Research and Scholarship activities begin during the first year of training.  The Allergy and Immunology fellow spends the first six weeks of their fellowship meeting with the training program director and various faculty, to learn about research opportunities and to select a research mentor and research project.  Fellows are required to attend at least one meeting of the Institutional Review Board (IRB) and to complete the Clinical Research Investigator/Coordinator Certificate (CRICC) program.  The research interests of the allergy/immunology faculty and associate faculty are broad-based, involving both basic and clinical research.  Basic science interests focus on the regulation of granulocyte (neutrophil and eosinophil) functions in the pathogenesis of acute and allergic lung injury during ARDS and asthma, respectively, as well as lipid mediators of lung inflammation and oxidant-mediated lung injury.  Dr. Stephen Peters' research focuses on the epithelial cell- mesenchymal cell interactions in airway remodeling in asthma and he has been closely involved in the National Heart, Lung and Blood Institute's Asthma Clinical Research Network.  Dr. Eugene Bleecker, Section Head of Pulmonary and Critical Care Medicine, also heads the Center for Human Genomics and has an active interest in the genetics of allergy, asthma and complex diseases, the pathogenesis of asthma and chronic airflow obstruction, airways hyperresponsiveness and bronchial inflammation and pharmacologic interventions in obstructive pulmonary diseases.

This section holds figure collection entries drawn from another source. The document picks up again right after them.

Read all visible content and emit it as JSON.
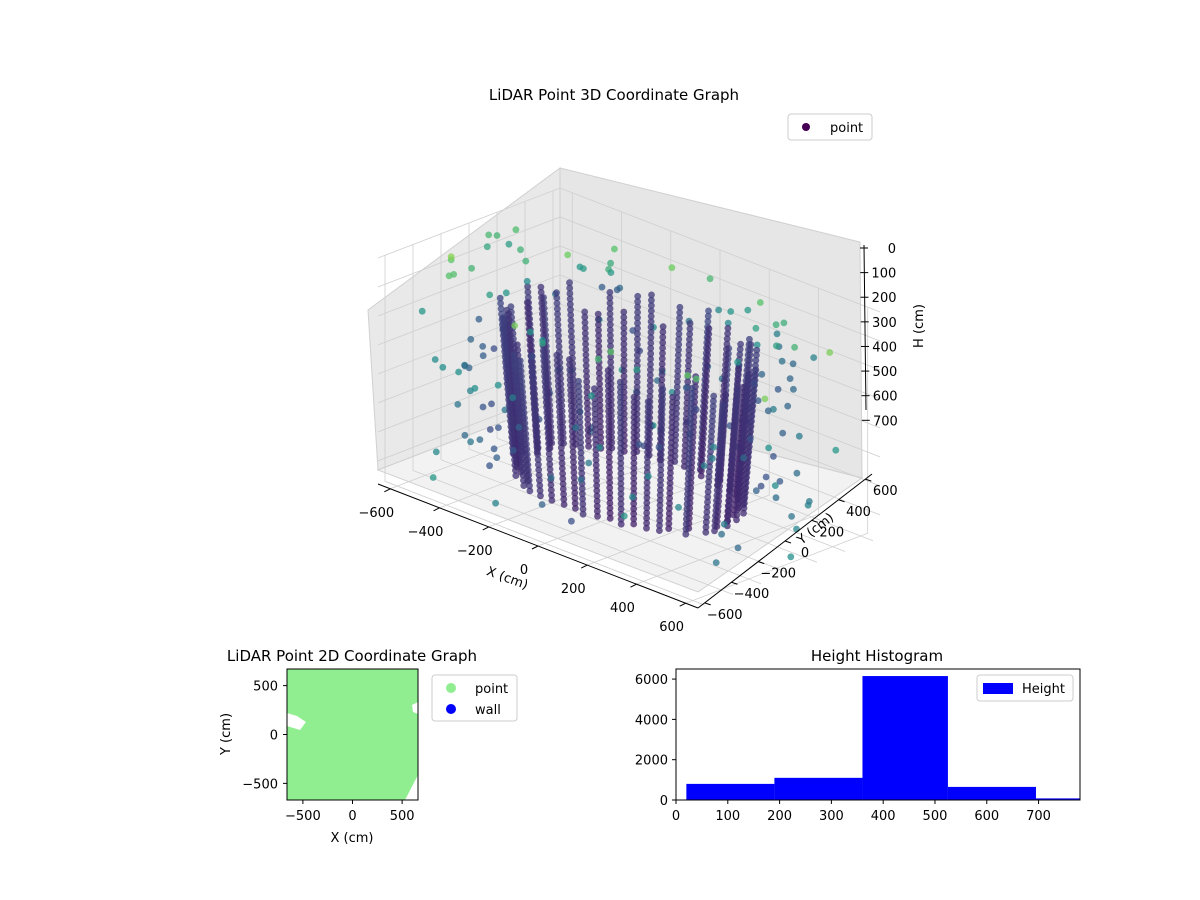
{
  "chart_data": [
    {
      "type": "scatter3d",
      "title": "LiDAR Point 3D Coordinate Graph",
      "xlabel": "X (cm)",
      "ylabel": "Y (cm)",
      "zlabel": "H (cm)",
      "xticks": [
        "−600",
        "−400",
        "−200",
        "0",
        "200",
        "400",
        "600"
      ],
      "yticks": [
        "−600",
        "−400",
        "−200",
        "0",
        "200",
        "400",
        "600"
      ],
      "zticks": [
        "0",
        "100",
        "200",
        "300",
        "400",
        "500",
        "600",
        "700"
      ],
      "xlim": [
        -650,
        650
      ],
      "ylim": [
        -650,
        650
      ],
      "zlim": [
        0,
        780
      ],
      "z_inverted": true,
      "colormap": "viridis",
      "legend": {
        "placement": "top-right",
        "entries": [
          {
            "label": "point",
            "color": "#440154"
          }
        ]
      },
      "series": [
        {
          "name": "point",
          "shape": "ring of vertical point columns",
          "ring_radius": 400,
          "column_count": 56,
          "height_range": [
            0,
            700
          ]
        }
      ]
    },
    {
      "type": "scatter",
      "title": "LiDAR Point 2D Coordinate Graph",
      "xlabel": "X (cm)",
      "ylabel": "Y (cm)",
      "xticks": [
        "−500",
        "0",
        "500"
      ],
      "yticks": [
        "−500",
        "0",
        "500"
      ],
      "xlim": [
        -660,
        660
      ],
      "ylim": [
        -670,
        670
      ],
      "legend": {
        "placement": "outside-right",
        "entries": [
          {
            "label": "point",
            "color": "#90ee90"
          },
          {
            "label": "wall",
            "color": "#0000ff"
          }
        ]
      }
    },
    {
      "type": "bar",
      "title": "Height Histogram",
      "xlabel": "",
      "ylabel": "",
      "xticks": [
        "0",
        "100",
        "200",
        "300",
        "400",
        "500",
        "600",
        "700"
      ],
      "yticks": [
        "0",
        "2000",
        "4000",
        "6000"
      ],
      "xlim": [
        0,
        780
      ],
      "ylim": [
        0,
        6500
      ],
      "legend": {
        "placement": "top-right",
        "entries": [
          {
            "label": "Height",
            "color": "#0000ff"
          }
        ]
      },
      "color": "#0000ff",
      "bins": [
        {
          "start": 20,
          "end": 190,
          "value": 800
        },
        {
          "start": 190,
          "end": 360,
          "value": 1100
        },
        {
          "start": 360,
          "end": 525,
          "value": 6150
        },
        {
          "start": 525,
          "end": 695,
          "value": 650
        },
        {
          "start": 695,
          "end": 780,
          "value": 80
        }
      ]
    }
  ]
}
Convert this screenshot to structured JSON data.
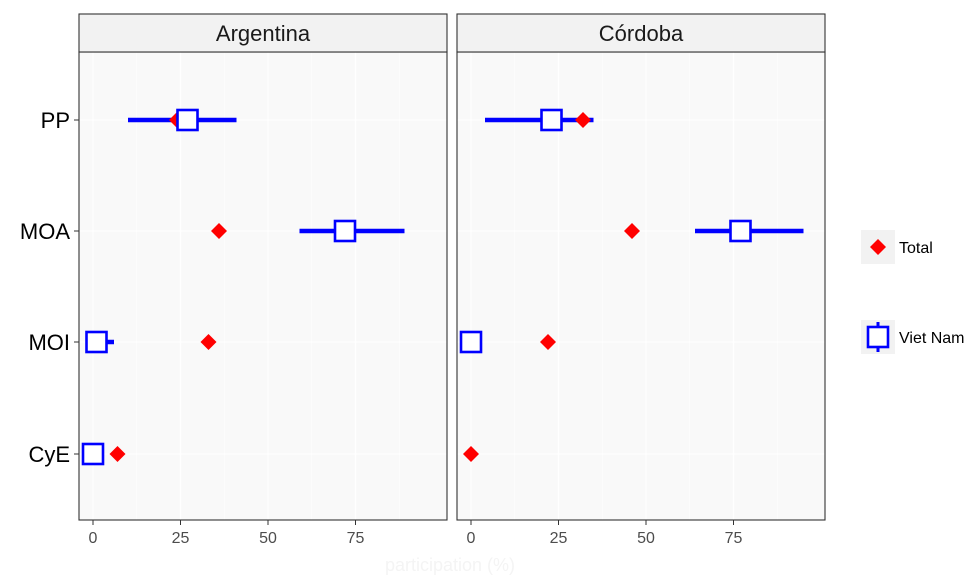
{
  "chart_data": {
    "type": "dot-range",
    "xlabel": "participation (%)",
    "categories": [
      "PP",
      "MOA",
      "MOI",
      "CyE"
    ],
    "xticks": [
      0,
      25,
      50,
      75
    ],
    "xlim": [
      -4,
      100
    ],
    "panels": [
      {
        "name": "Argentina",
        "total": [
          24,
          36,
          33,
          7
        ],
        "viet_nam": [
          27,
          72,
          1,
          0
        ],
        "viet_nam_range": [
          [
            10,
            41
          ],
          [
            59,
            89
          ],
          [
            0,
            6
          ],
          [
            -1,
            1
          ]
        ]
      },
      {
        "name": "Córdoba",
        "total": [
          32,
          46,
          22,
          0
        ],
        "viet_nam": [
          23,
          77,
          0,
          null
        ],
        "viet_nam_range": [
          [
            4,
            35
          ],
          [
            64,
            95
          ],
          [
            0,
            0
          ],
          null
        ]
      }
    ],
    "legend": [
      {
        "key": "total",
        "label": "Total",
        "shape": "diamond",
        "color": "#ff0000"
      },
      {
        "key": "viet_nam",
        "label": "Viet Nam",
        "shape": "open-square",
        "color": "#0000ff"
      }
    ],
    "legend_position": "right",
    "grid": true,
    "colors": {
      "panel_bg": "#f9f9f9",
      "strip_bg": "#f2f2f2",
      "grid": "#ffffff",
      "axis_title": "#f4f4f4"
    }
  }
}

In addition, the training program has strong collaborative ties with several investigators in basic science areas such as Biochemistry and Microbiology/Immunology.  The intertwined activities of clinical and basic research provide an unusual opportunity for fellows to pursue a concept from clinical observation to fundamental pathophysiologic mechanisms.  Clinical interests cover ongoing studies in such areas as asthma, allergy, bronchial hyperreactivity, and the genetics of occupational lung diseases.  Trainees are assured a minimum of 25% protected time during their first and second years of fellowship for conduct of research and scholarly activities.  They are required to present their research at the Pediatric Research Conference and to submit abstracts to local, regional, and/or national allergy meetings.  Each fellow is expected to have at least one abstract presented prior to completion of the fellowship.